Communities need to be “bribed” to accept more windfarms in the countryside, a Conservative MP has said.
Tim Yeo, chair of the Commons energy and climate change select committee, said onshore windfarms needed to be encouraged, after it was revealed that the government wants to slash subsidies.
“We do have to work harder to find places where wind turbines are acceptable and be more creative about sharing the benefits with locals,” Yeo said. “Frankly, we need to bribe them.”
The Observer revealed on Sunday that the Treasury wants cuts of 25% in subsidies given to onshore turbines, a move critics derided as pandering to the 100 Conservative MPs who demanded cuts from David Cameron in February.
The MPs’ position has been backed by Lincolnshire county council, which wants to ban wind turbines from being built within 10km of any settlement of 10 or more houses. The council’s leader, Martin Hill, told the BBC’s Today programme: “We’re not going to say we aren’t going to have any more windfarms. But I don’t think we want the whole county to be covered by a forest of them.”
Yeo said cutting financial support for windfarms and making them harder to erect did not make economic sense. “The cost of onshore wind is about half that of offshore wind,” he said. “If you want to cut down the cost, slow down the rate of offshore wind development, not onshore.”
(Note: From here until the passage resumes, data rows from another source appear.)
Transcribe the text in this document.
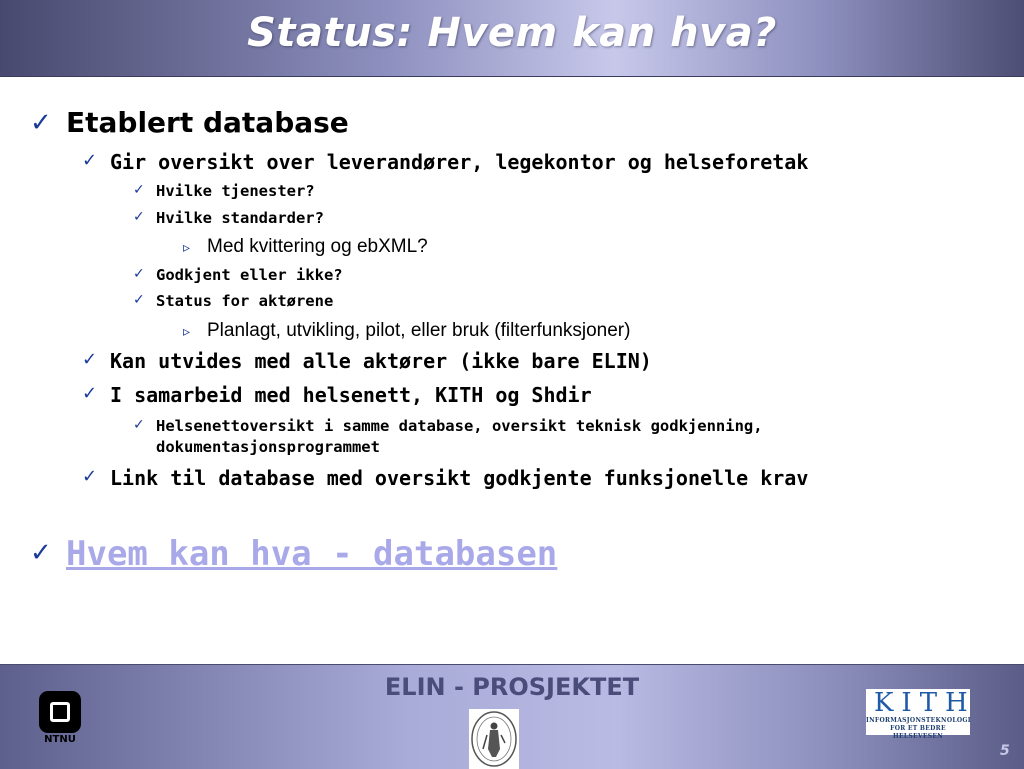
Status: Hvem kan hva?
✓ Etablert database
✓ Gir oversikt over leverandører, legekontor og helseforetak
✓ Hvilke tjenester?
✓ Hvilke standarder?
▹ Med kvittering og ebXML?
✓ Godkjent eller ikke?
✓ Status for aktørene
▹ Planlagt, utvikling, pilot, eller bruk (filterfunksjoner)
✓ Kan utvides med alle aktører (ikke bare ELIN)
✓ I samarbeid med helsenett, KITH og Shdir
✓ Helsenettoversikt i samme database, oversikt teknisk godkjenning,
dokumentasjonsprogrammet
✓ Link til database med oversikt godkjente funksjonelle krav
✓ Hvem kan hva - databasen
ELIN - PROSJEKTET
NTNU
KITH
INFORMASJONSTEKNOLOGI
FOR ET BEDRE HELSEVESEN
5
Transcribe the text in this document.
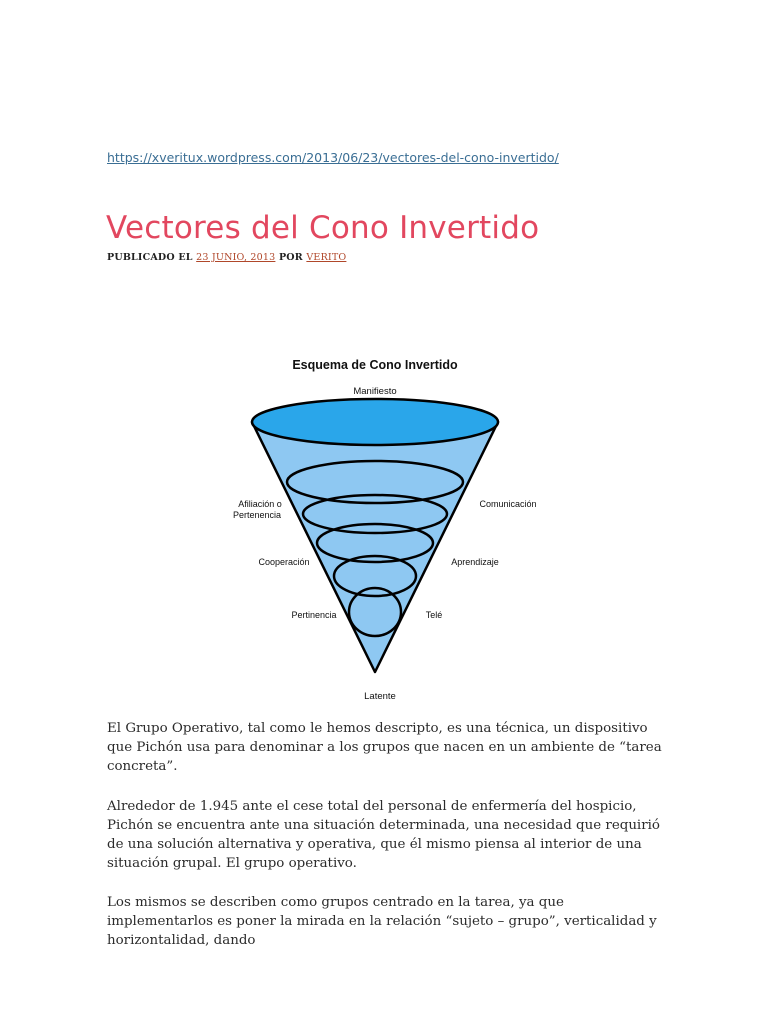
https://xveritux.wordpress.com/2013/06/23/vectores-del-cono-invertido/
Vectores del Cono Invertido
PUBLICADO EL 23 JUNIO, 2013 POR VERITO
Esquema de Cono Invertido
Manifiesto
Afiliación o
Pertenencia
Comunicación
Cooperación	Aprendizaje
Pertinencia	Telé
Latente

El Grupo Operativo, tal como le hemos descripto, es una técnica, un dispositivo que Pichón usa para denominar a los grupos que nacen en un ambiente de “tarea concreta”.

Alrededor de 1.945 ante el cese total del personal de enfermería del hospicio, Pichón se encuentra ante una situación determinada, una necesidad que requirió de una solución alternativa y operativa, que él mismo piensa al interior de una situación grupal. El grupo operativo.

Los mismos se describen como grupos centrado en la tarea, ya que implementarlos es poner la mirada en la relación “sujeto – grupo”, verticalidad y horizontalidad, dando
Yeo said new nuclear power stations, which he supports, would take a long time to build. “We can decarbonise now, or much more expensively in the 2020s. Onshore wind is a quick and fairly easy win.”
Subsidies for renewable energy, which the government sees as essential to tackling global warming and securing a sustainable energy supply, are added to home energy bills. These have soared in recent years, mainly due to rises in the global gas prices. Yeo said: “If we shut down all the onshore wind in the country, families would save just £6 a year.”
A poll for the Independent shows that two-thirds of people in the UK believe more wind turbines is an acceptable price to pay for more green energy. The findings back those of a poll for the Guardian in March, in which 60% of people said they would support new windfarms in their area, compared with 20% for a coal-fired power station and 24% for a new nuclear power station. The Guardian poll also showed the debate had polarised since 2010, with the number of people strongly opposed to windfarms tripling to 21%.
Less than 10% of renewable energy in the UK is owned by individuals or communities, compared with over 65% in Germany, where four times as much clean power is produced. Rainer Hinrichs-Rahwles, head of Germany’s renewable energy federation, said: “The UK system excluded those people who would have to see the turbines from their financial benefits.”